One Trading Partner agreement is all that is necessary for the HIPAA Officer to write. It would be acceptable for any business partner that trades protected health information with them.
The statement is not entirely accurate. The HIPAA Privacy Rule requires covered entities (such as healthcare providers, health plans, and healthcare clearinghouses) to have a written agreement, known as a Business Associate Agreement (BAA), with their business associates who will receive, access, or use protected health information (PHI) on their behalf.
The BAA is a contract between a covered entity and its business associate that establishes the permitted uses and disclosures of PHI by the business associate, the safeguards that the business associate will implement to protect the privacy and security of the PHI, and the business associate’s obligations with respect to PHI under HIPAA.
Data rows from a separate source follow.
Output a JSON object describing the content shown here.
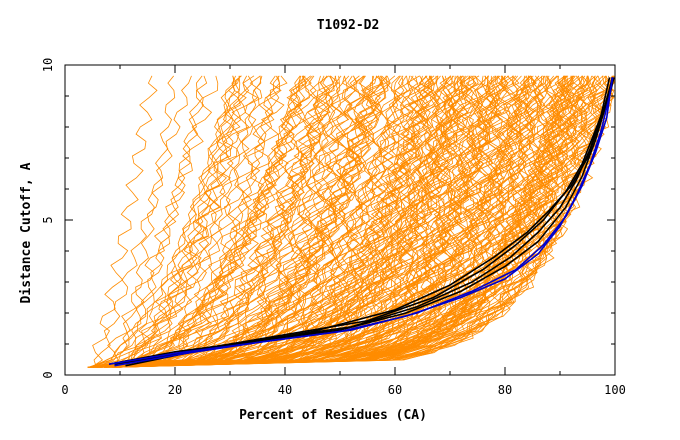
{
  "chart_data": {
    "type": "line",
    "title": "T1092-D2",
    "xlabel": "Percent of Residues (CA)",
    "ylabel": "Distance Cutoff, A",
    "xlim": [
      0,
      100
    ],
    "ylim": [
      0,
      10
    ],
    "x_ticks": [
      "0",
      "20",
      "40",
      "60",
      "80",
      "100"
    ],
    "y_ticks": [
      "0",
      "5",
      "10"
    ],
    "grid": false,
    "legend": "none",
    "colors": {
      "models": "#ff8c00",
      "highlight_black": "#000000",
      "highlight_blue": "#0000cc"
    },
    "series_groups": [
      {
        "group": "models",
        "color": "#ff8c00",
        "count": 240
      },
      {
        "group": "highlight_black",
        "color": "#000000",
        "count": 4
      },
      {
        "group": "highlight_blue",
        "color": "#0000cc",
        "count": 2
      }
    ],
    "highlight_series": [
      {
        "color": "#000000",
        "points": [
          [
            8,
            0.35
          ],
          [
            20,
            0.75
          ],
          [
            35,
            1.1
          ],
          [
            50,
            1.45
          ],
          [
            62,
            2.0
          ],
          [
            72,
            2.7
          ],
          [
            80,
            3.5
          ],
          [
            86,
            4.3
          ],
          [
            91,
            5.4
          ],
          [
            94,
            6.4
          ],
          [
            96.5,
            7.6
          ],
          [
            98.5,
            8.8
          ],
          [
            99.5,
            9.6
          ]
        ]
      },
      {
        "color": "#000000",
        "points": [
          [
            11,
            0.3
          ],
          [
            22,
            0.7
          ],
          [
            38,
            1.2
          ],
          [
            52,
            1.55
          ],
          [
            64,
            2.2
          ],
          [
            74,
            3.0
          ],
          [
            81,
            3.8
          ],
          [
            86,
            4.6
          ],
          [
            90,
            5.4
          ],
          [
            93,
            6.3
          ],
          [
            95.5,
            7.3
          ],
          [
            97.5,
            8.4
          ],
          [
            99,
            9.6
          ]
        ]
      },
      {
        "color": "#000000",
        "points": [
          [
            9,
            0.35
          ],
          [
            25,
            0.85
          ],
          [
            40,
            1.3
          ],
          [
            55,
            1.75
          ],
          [
            67,
            2.5
          ],
          [
            76,
            3.4
          ],
          [
            82,
            4.2
          ],
          [
            87,
            5.0
          ],
          [
            91,
            5.9
          ],
          [
            94,
            6.8
          ],
          [
            96,
            7.7
          ],
          [
            98,
            8.6
          ],
          [
            99.6,
            9.6
          ]
        ]
      },
      {
        "color": "#000000",
        "points": [
          [
            10,
            0.35
          ],
          [
            25,
            0.8
          ],
          [
            45,
            1.4
          ],
          [
            60,
            2.1
          ],
          [
            70,
            2.9
          ],
          [
            78,
            3.8
          ],
          [
            84,
            4.6
          ],
          [
            88,
            5.3
          ],
          [
            92,
            6.1
          ],
          [
            95,
            7.0
          ],
          [
            97,
            8.0
          ],
          [
            99,
            9.0
          ],
          [
            99.8,
            9.6
          ]
        ]
      },
      {
        "color": "#0000cc",
        "points": [
          [
            8,
            0.35
          ],
          [
            20,
            0.7
          ],
          [
            35,
            1.05
          ],
          [
            50,
            1.4
          ],
          [
            62,
            1.9
          ],
          [
            72,
            2.5
          ],
          [
            80,
            3.1
          ],
          [
            86,
            3.9
          ],
          [
            90,
            4.8
          ],
          [
            93,
            5.8
          ],
          [
            95.5,
            6.8
          ],
          [
            97.5,
            7.9
          ],
          [
            99,
            9.0
          ],
          [
            99.6,
            9.6
          ]
        ]
      },
      {
        "color": "#0000cc",
        "points": [
          [
            9,
            0.3
          ],
          [
            22,
            0.7
          ],
          [
            37,
            1.1
          ],
          [
            52,
            1.45
          ],
          [
            64,
            2.0
          ],
          [
            74,
            2.7
          ],
          [
            82,
            3.4
          ],
          [
            87,
            4.2
          ],
          [
            91,
            5.1
          ],
          [
            94,
            6.1
          ],
          [
            96.5,
            7.2
          ],
          [
            98.5,
            8.3
          ],
          [
            99.5,
            9.6
          ]
        ]
      }
    ]
  }
}
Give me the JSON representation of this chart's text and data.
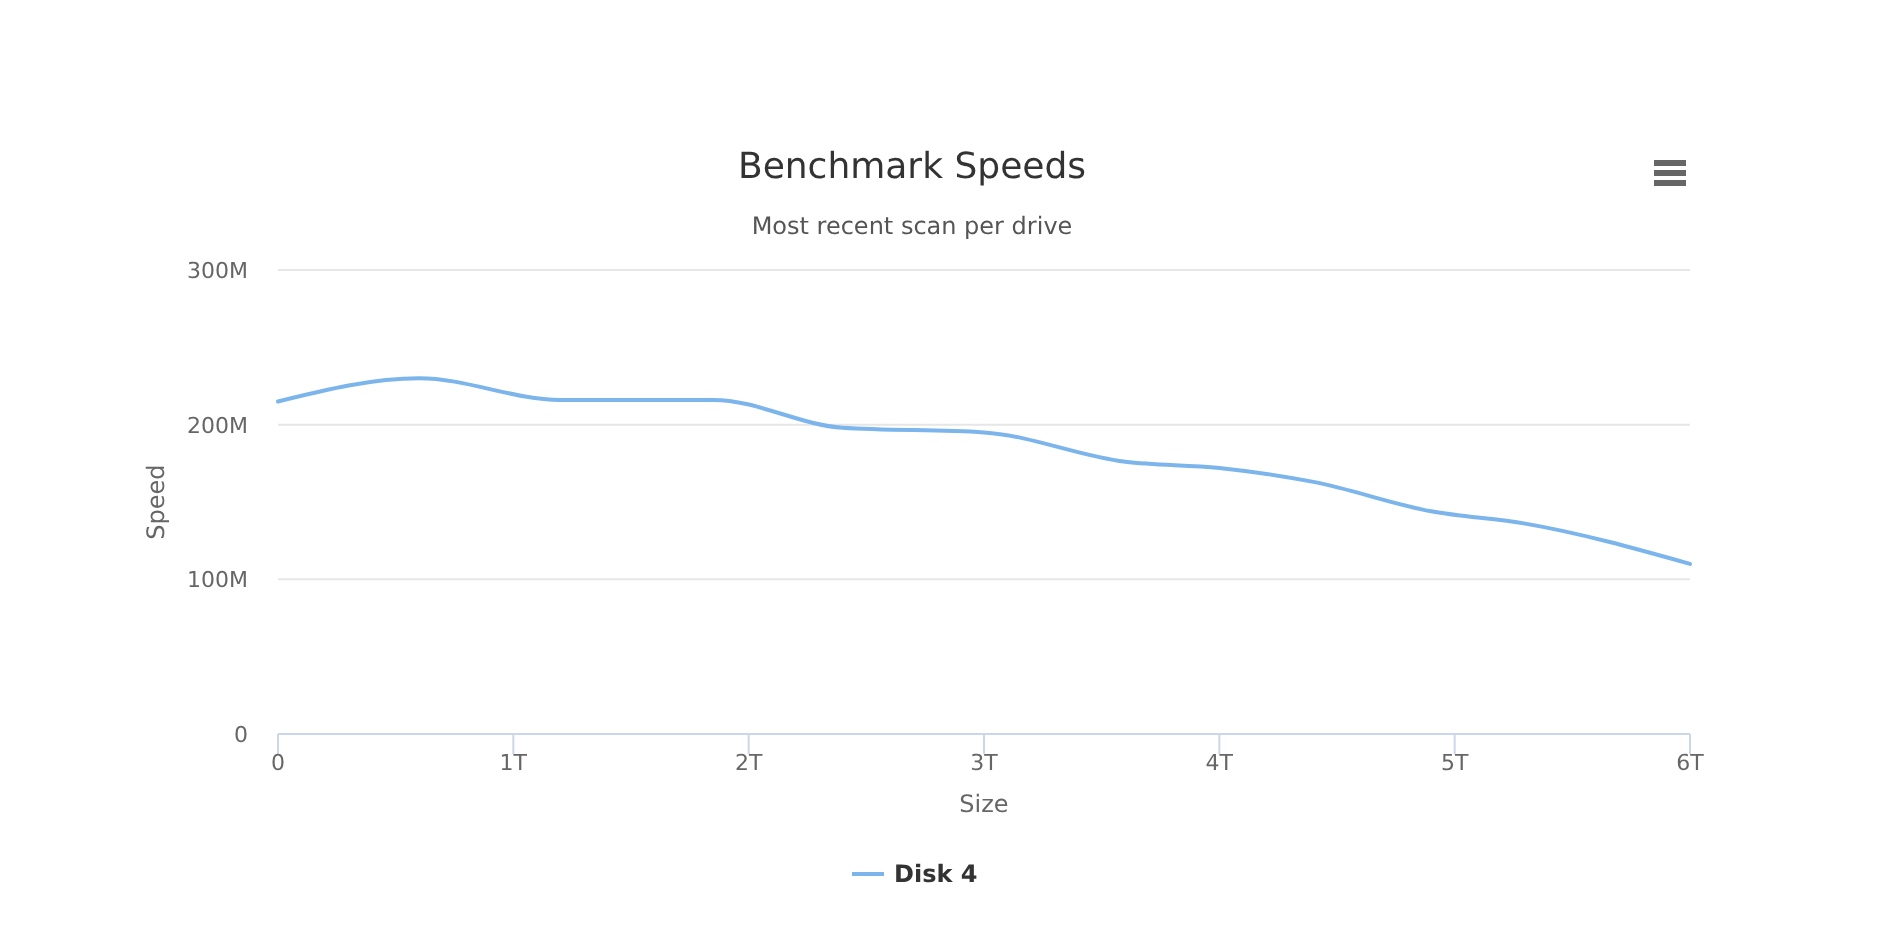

While it is important for a covered entity’s HIPAA Officer to ensure that they have a BAA in place with all of their business associates, a single BAA may not be sufficient for all business partners. Covered entities must have a BAA in place with each of their business associates who create, receive, maintain, or transmit PHI on their behalf, in order to comply with the HIPAA Privacy Rule.
Therefore, the correct statement is that a HIPAA Officer must write a Business Associate Agreement with each business partner that trades protected health information with them, rather than a single agreement being sufficient for all partners.